Whether it’s waiting up for a response to an unanswered text, replying to work emails long after the end of the business day, or aimlessly scrolling through Instagram, even the most disciplined among us can be found at least occasionally—if not regularly—tucked into bed with our smartphones tightly in hand or nestled under our pillows.
In a Gallup survey, 63% of respondents admitted to keeping their smartphones close by while sleeping. But aside from the generalized guilt that comes with procrastinating before bedtime, is it actually dangerous to sleep with your smartphone?
We turned to several experts in fields like chemistry, sociology, and psychologyto identify and explain the risks associated with sharing your bed with your electronic devices.
FOR ELECTRONIC DEVICES LIKE LAPTOPS, phones, anything with a LED or LCD display, the problem is that they produce a large amount of artificial blue light. Our natural cue to what time of day it is, primarily to know when morning is, is blue light. By exposing ourselves to large amounts of blue light late at night, we are giving our bodies a cue that it’s time actually to wake up instead of go to sleep.
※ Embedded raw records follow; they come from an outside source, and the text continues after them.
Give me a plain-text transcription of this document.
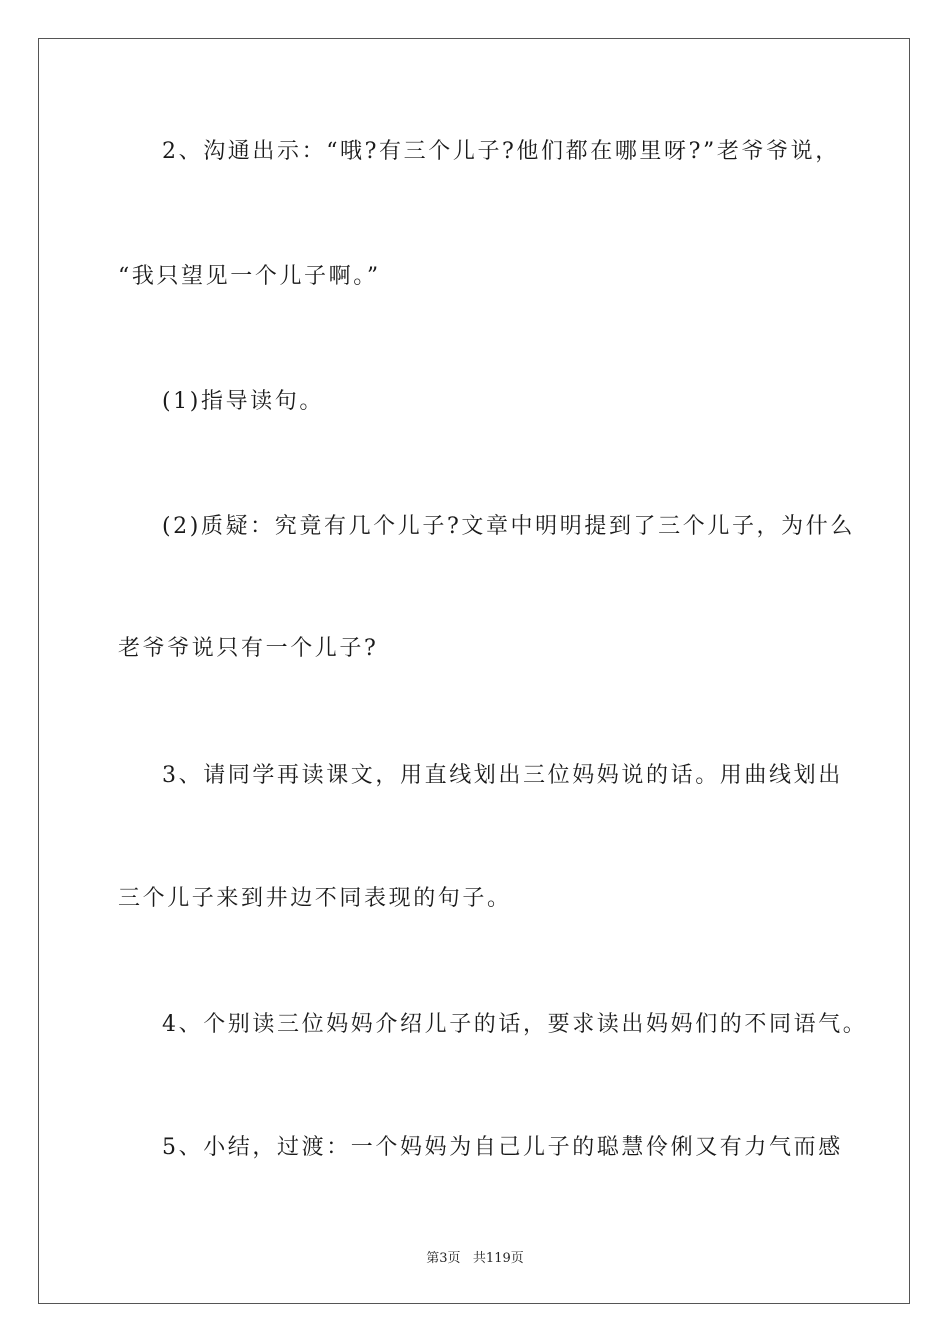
2、沟通出示：“哦?有三个儿子?他们都在哪里呀?”老爷爷说，
“我只望见一个儿子啊。”
(1)指导读句。
(2)质疑：究竟有几个儿子?文章中明明提到了三个儿子，为什么
老爷爷说只有一个儿子?
3、请同学再读课文，用直线划出三位妈妈说的话。用曲线划出
三个儿子来到井边不同表现的句子。
4、个别读三位妈妈介绍儿子的话，要求读出妈妈们的不同语气。
5、小结，过渡：一个妈妈为自己儿子的聪慧伶俐又有力气而感
第3页   共119页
This can lead to defects in our circadian rhythm, and it’s been shown that when we have our biological clock out of phase with the natural day-night cycle outside, that can lead to increases in the rates of diabetes, cancer, heart disease, and even depression.
Mariana Figueiro, Ph.D.Professor, Lighting Research Center Light and Health Program Director, Rensselaer Polytechnic Institute
IT DEPENDS ON THE KIND OF DEVICE and how long people are being exposed to it, but there’s clearly a potential for suppressing melatonin in the evening, which is the hormone we start producing a couple of hours prior to bedtime. Melatonin is essentially a nighttime or darkness signal, telling us it’s time to go to bed. So, if you delay the onset of that signal in the evening, by being exposed to too much light coming from those devices, you may be delaying sleep times. Then, if you have a fixed wake up time and can’t sleep in to compensate, you are experiencing sleep deprivation. Even if you filter the light of the display or somehow protect yourself from it, it may be just as bad, because you’re still depriving yourself of sleep by staying awake to use the device.
Sleep deprivation has been linked to a series of things—it’s been shown that after five consecutive days of five hours of sleep instead of eight hours, people can become pre-diabetic or become hungrier. In the short-term, you become sleepier during the day, and you may reduce daytime performance. And then long-term, you may have more serious consequences, such as increased risk for obesity, diabetes, cardiovascular disease, and even increased risks of cancer. I’m not saying that these self-luminous displays cause cancer—that would be a big statement. But you want to minimize disruption of circadian rhythms and the curtailment of sleep as much as possible.
Mary A. Carskadon, Ph.D.Professor of Psychiatry & Human Behavior, Brown University
SLEEPING WITH THESE TYPES OF DEVICES IS NOT TOO WISE, primarily because of their association with disrupted sleep. From TVs to computers to tablets and smartphones, young children’s sleep seems to be very compromised. Whether these devices disrupt sleep because of noise, light, social interactions (or the promise of them), such devices take a toll. The downsides of insufficient and disrupted sleep are many, including learning and memory deficits, cognitive impairment, metabolic difficulties, depressed mood, disrupted immune function, and excessive fatigue—to name a few.